Written by Chanel M. contributed by Kyle J. Norton, All right reserve
Sencha is a type of decoct Japanese green tea, most popular tea in Japan, made from the dried tea leaves without grinding the tea leaves. It volatile compounds could be used as markers for the overall quality evaluation of all green teas, according to the study of "Predication of Japanese green tea (Sen-cha) ranking by volatile profiling using gas chromatography mass spectrometry and multivariate analysis" by Jumtee K, Komura H, Bamba T, Fukusaki E..
Green Sencha Health Benefits
21. Antidepressant Properties
a. In the observation of the effects of Green tea consumption and psychological distress of the study of "Green tea consumption is associated with lower psychological distress in a general population: the Ohsaki Cohort 2006 Study" by Atsushi Hozawa, Shinichi Kuriyama, Naoki Nakaya, Kaori Ohmori-Matsuda, Masako Kakizaki, Toshimasa Sone, Masato Nagai, Yumi Sugawara, Akemi Nitta, Yasutake Tomata, Kaijun Niu, and Ichiro Tsuji[21a], researchers found that The odds ratio (with 95% CI) of developing psychological distress among respondents who consumed ≥5 cups of green tea/d was 0.80 (0.70, 0.91) compared with those who consumed <1 cup/d and concluded that Green tea consumption was inversely associated with psychological distress even after adjustment for possible confounding factors.

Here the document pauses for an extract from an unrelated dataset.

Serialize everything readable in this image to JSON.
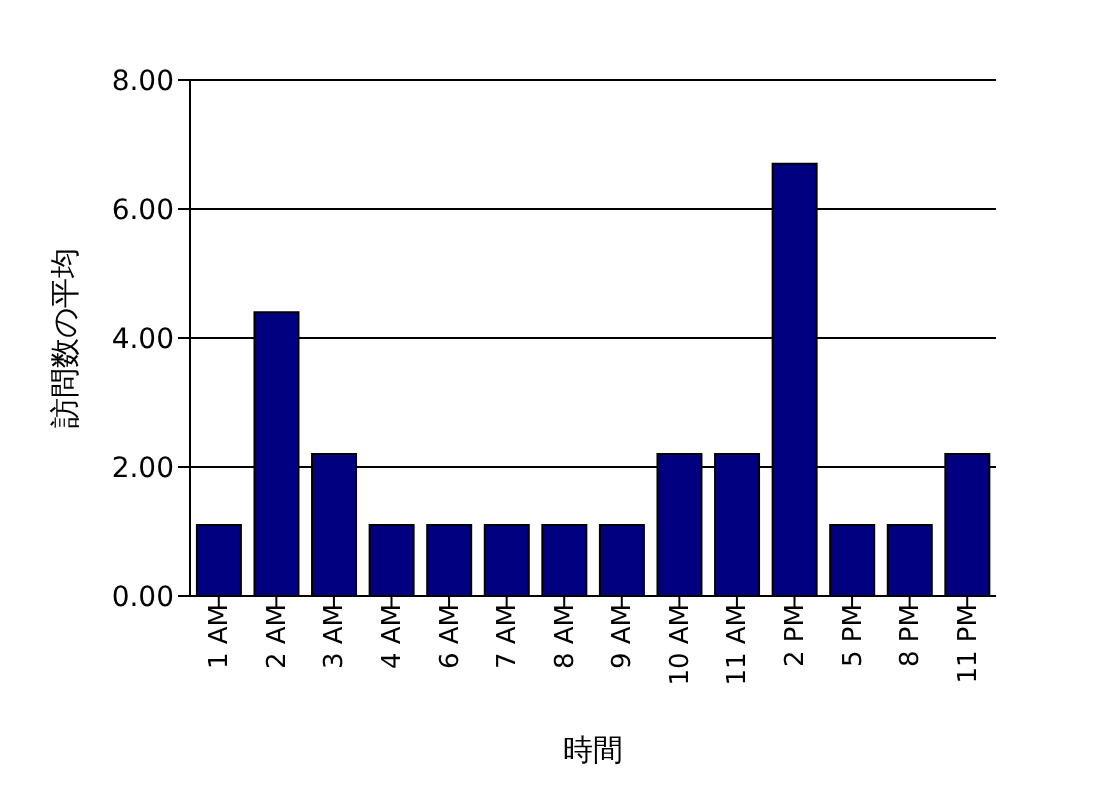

b. In the investigation of Green tea consumption and the risk of depressive symptoms of the study of "Green tea consumption is associated with depressive symptoms in the elderly" by Niu K, Hozawa A, Kuriyama S, Ebihara S, Guo H, Nakaya N, Ohmori-Matsuda K, Takahashi H, Masamune Y, Asada M, Sasaki S, Arai H, Awata S, Nagatomi R, Tsuji I.[20b], researchers found that the prevalence of mild and severe and severe depressive symptoms was 34.1% and 20.2%, respectively and concluded that a more frequent consumption of green tea was associated with a lower prevalence of depressive symptoms in the community-dwelling older population.

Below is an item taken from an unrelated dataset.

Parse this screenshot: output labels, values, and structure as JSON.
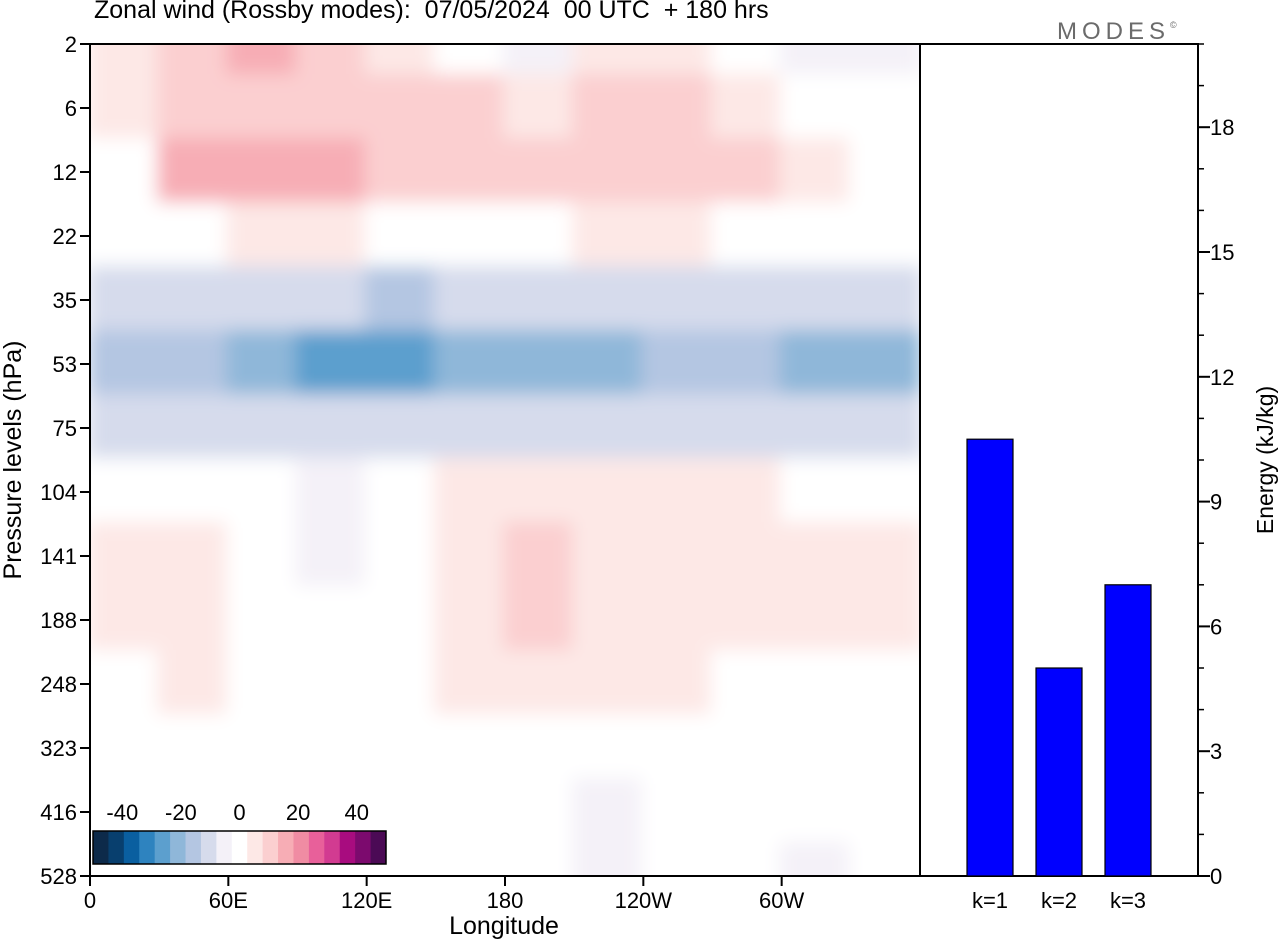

c. In the evaluation of the effects of (-)-Epigallocatechin gallate (green tea polyphenol) and acute stress responses of the study of "(-)-Epigallocatechin gallate attenuates acute stress responses through GABAergic system in the brain" by Adachi N, Tomonaga S, Tachibana T, Denbow DM, Furuse M., researchers found that EGCG on distress-induced vocalization were significantly attenuated by the GABAA receptor antagonist picrotoxin but not by the GABAB receptor antagonist CGP 54626 (3-N-(1-(3,4-dichlorophenyl)ethylamino)-2-hydroxypropyl cyclohexylmethyl phosphinic acid hydrochloride) and concluded that EGCG has sedative and hypnotic effects in the brain, partially through GABAA receptors, and consequently moderates an acute stress response.